Il était prévisible que le persistant succès d'estime rencontré par le quelque peu (voire beaucoup) surévalué
Love Actually allait donner des idées à l'une des grandes majors hollywoodiennes qui ne se priverait pas de livrer SA comédie romantique chorale. Et voilà comment est né
Valentine's Day, soit une dizaine de récits enchevêtrés les uns dans les autres racontant la folle journée d'une vingtaine de personnages (âme en peine solitaire ou en couple) se croisant et se décroisant dans tout Los Angeles durant la célèbre fête des amoureux. Et pour ce faire,
Warner Bros. a sorti l'artillerie lourde : un casting de stars du cinéma et du petit écran longue comme le bras (on vous en épargne l'énumération) et le réalisateur de Pretty Woman aux commandes. La machine de guerre ne peut échouer et elle n'échouera pas… commercialement parlant.
Oui,
Valentine's Day n'est rien d'autre qu'une mécanique programmée pour cartonner dans les salles. Le type même de production qui a été scientifiquement étudiée, soumise aux études de marché et confectionnée dans l'unique but de satisfaire le plaisir fleur bleu dérisoire du plus grand nombre. Il y a les vedettes de toujours (
Julia Roberts,
Shirley MacLaine…), les confirmés d'aujourd'hui (
Jamie Foxx,
Anne Hathaway…), la jeune relève (
Taylor Lautner,
Ashton Kutcher, la chanteuse pop Taylor Swift…) et des romances de tous les âges. Si pour vous le genre doit ressembler à du McDo bien garni (plus il y a de superflu meilleur c'est), alors ce Big Mac Love est clairement destiné à votre estomac glouton. Pour ceux préférant la délicatesse de la grande cuisine et les œuvres qui débordent de sincérité et d'originalité, on ne pourra que donnez un et unique conseil : FUYEZ !, sous peine de vous coltiner une indigestion carabinée ou une violente overdose de guimauve. Dans un cas comme dans l'autre, il ne faut rien espérer de plus. Mais en même temps est-ce que la campagne publicitaire promettait monts et merveilles ?

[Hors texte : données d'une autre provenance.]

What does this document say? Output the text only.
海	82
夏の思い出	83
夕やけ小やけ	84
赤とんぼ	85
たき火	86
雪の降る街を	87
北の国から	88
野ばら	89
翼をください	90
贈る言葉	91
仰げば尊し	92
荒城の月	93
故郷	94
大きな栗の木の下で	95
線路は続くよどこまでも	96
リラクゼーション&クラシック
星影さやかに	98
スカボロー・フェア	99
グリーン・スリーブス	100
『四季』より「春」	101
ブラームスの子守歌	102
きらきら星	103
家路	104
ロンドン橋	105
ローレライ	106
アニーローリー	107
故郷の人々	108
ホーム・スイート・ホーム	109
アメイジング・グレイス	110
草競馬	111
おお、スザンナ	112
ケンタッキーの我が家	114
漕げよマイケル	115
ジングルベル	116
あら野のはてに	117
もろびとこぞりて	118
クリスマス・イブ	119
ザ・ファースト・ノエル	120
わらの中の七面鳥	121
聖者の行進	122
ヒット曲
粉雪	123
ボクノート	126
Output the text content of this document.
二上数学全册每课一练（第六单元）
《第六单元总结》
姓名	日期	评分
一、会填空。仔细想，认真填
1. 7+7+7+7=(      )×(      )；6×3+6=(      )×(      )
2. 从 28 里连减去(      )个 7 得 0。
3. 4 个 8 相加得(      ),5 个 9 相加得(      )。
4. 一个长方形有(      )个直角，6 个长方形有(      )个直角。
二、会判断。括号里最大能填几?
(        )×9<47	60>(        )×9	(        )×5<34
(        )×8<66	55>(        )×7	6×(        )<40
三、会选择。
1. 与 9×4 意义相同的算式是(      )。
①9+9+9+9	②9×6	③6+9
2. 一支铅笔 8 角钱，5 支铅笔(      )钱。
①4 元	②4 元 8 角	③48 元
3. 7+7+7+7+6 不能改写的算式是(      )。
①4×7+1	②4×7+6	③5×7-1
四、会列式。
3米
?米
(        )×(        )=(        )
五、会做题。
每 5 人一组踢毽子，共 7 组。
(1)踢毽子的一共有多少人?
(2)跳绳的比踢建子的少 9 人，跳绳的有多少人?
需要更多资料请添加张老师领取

C'est vrai, on ne nous a clairement pas menti sur la marchandise et c'est bien la vraie seule remarque favorable qu'on peut exprimer en faveur de
Valentine's Day qui se révèle à l'image de la St Valentin : une célébration mercantile de sentiments prémâchés déballée avec un automatisme émotionnel. « C'est beau l'amour » semble pompeusement scander à chaque seconde
Garry Marshall dans son déluge de poncifs à l'eau de rose cautionné par des comédiens qui au mieux restent stables dans l'image que le public a d'eux (devinez ce que joue
Patrick Dempsey), au pire se contentent de faire acte de présence (
Jessica Alba). Comment leur en vouloir ? La moitié des rôles ne servent qu'à lier l'histoire A avec B qui rejoint C et D etc… jusqu'à l'inévitable happy end commémoratif dans lequel (presque) tout le monde se voit obligé de trouver chaussure à son pied. Y compris la cynique de service (
Jessica Biel) dont la présence pouvait laisser entendre que de nos jours il était permis d'avoir une conception différente de la pensée collective. Et bien non, l'amour rose bonbon c'est tu l'aimes ou tu le quittes ! Inutile de dire que nos bagages sont déjà prêts.
Des stars comme s'il en pleuvait dans cette comédie romantique maxi-size bien décidée à nous crever la panse, et tant pis pour le goût ou la sincérité des sentiments. Avis aux gourmands peu portés sur la qualité.